Les néo-démocrates, qui détiennent le comté voisin de Jonquière, doivent être compétitifs pour démontrer que, contrairement à ce que plusieurs croient, et malgré la faiblesse de leur organisation, la vague orange a permis de faire du NPD un acteur permanent au Québec. Pour l’instant, le NPD se maintient en deuxième place des sondages dans la province, tout juste devant le Bloc et les conservateurs, mais au moins 20 points derrière le Parti libéral.

Le Parti libéral du Canada mettra toute la gomme pour déloger les conservateurs et supplanter le NPD. Les stratèges libéraux savent qu’en 2019, ils perdront des sièges en Atlantique et dans les Prairies. Pour conserver leur majorité, ils miseront sur la stratégie de Justin Trudeau de faire des gains au Québec, la première cible étant les électeurs et les sièges néo-démocrates.

Un gain aux dépens des conservateurs de Lac-Saint-Jean, une circonscription que les  libéraux n’ont pas remportée depuis 1980, lancerait un message clair que la trudeaumanie 2.0 est au Québec pour y rester.

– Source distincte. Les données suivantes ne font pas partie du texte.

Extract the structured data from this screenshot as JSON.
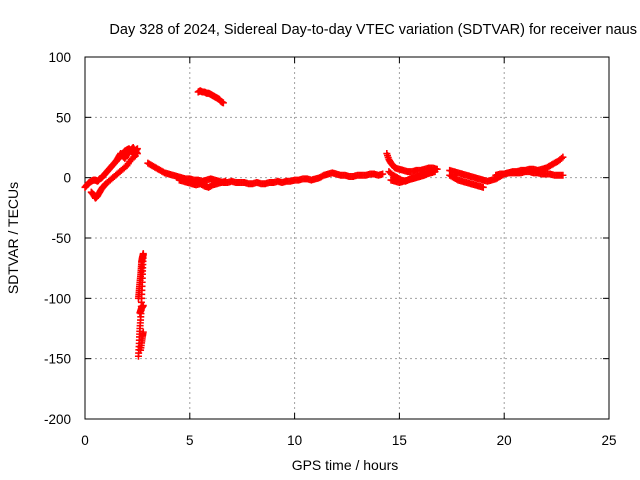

Afin de gagner, le PLC compte sur une recette éprouvée : un maire local populaire, soit Richard Hébert, maire de Dolbeau-Mistassini, qui a été préféré par les militants à l’ex-vice-chef du conseil de bande de Mashteuiatsh Marjolaine Étienne.

Jamais les électeurs de Lac-Saint-Jean n’ont envoyé de femme ou d’autochtone à Ottawa. Marjolaine Étienne représentait donc une candidature parfaite pour Justin Trudeau. Mais le réflexe libéral semble avoir été de choisir un homme blanc d’un certain âge, qui aurait plus de chances de l’emporter.

Pour préparer le terrain, les libéraux ont promené Justin Trudeau dans le coin de Roberval cet été, et le caucus présessionnel a été tenu à Alma à la fin du mois d’août. Chanceux, le candidat libéral pourra vanter les investissements du gouvernement dans la région, qui pleuvent par un heureux hasard depuis quelque temps : 13 millions pour améliorer les services Internet haute vitesse et le réseau cellulaire couvrant la route 155, qui relie la Mauricie au Saguenay–Lac-Saint-Jean ; subvention de 1,7 million pour le Trou de la fée à Desbiens ; prêt de 1 million à Nutrinor ; aide financière de 350 000 dollars à Systèmes Adex d’Hébertville-Station. Bref, l’argent coule à flots.

Quant au Bloc québécois, il vient de choisir le syndicaliste Marc Maltais. Le parti a détenu le comté pendant 13 ans, de 1991 à 2004. Son premier député bloquiste ? Un certain Lucien Bouchard ! C’est donc dire que Lac-Saint-Jean est véritablement le berceau du Bloc.

Il faut quand même rappeler que, d’emblée, la chef Martine Ouellet a déclaré qu’elle ne serait pas candidate. Trop loin de la maison, a-t-elle dit. La réalité, c’est que le Bloc connaît toujours des difficultés. Ramener Lac-Saint-Jean dans le giron bloquiste ne sera pas une mince tâche. Pour Martine Ouellet, renoncer à son siège à l’Assemblée nationale (ainsi qu’au salaire et aux ressources qui viennent avec) aurait été un jeu qui n’en aurait pas valu la chandelle.

Pourtant, la crise qui a secoué le petit caucus bloquiste au printemps démontre que les troupes souverainistes à Ottawa auraient bien besoin d’une chef à plein temps. Martine Ouellet demeure le meilleur atout du Bloc actuellement, mais elle évolue sur la mauvaise patinoire. L’élection complémentaire est donc une occasion ratée, qui envoie un très mauvais message : si même la chef du Bloc a eu peur de se présenter dans l’ancienne circonscription de Lucien Bouchard…

Le NPD aura un nouveau chef pour le sprint final. Les conservateurs vont défendre leur circonscription bec et ongles. Le Parti libéral a tout à gagner et prend les moyens pour le faire. Et le Bloc pourrait déjouer les pronostics.

Très rares sont les véritables courses à quatre. Les mordus de politique auront un automne de choix au Lac-Saint-Jean.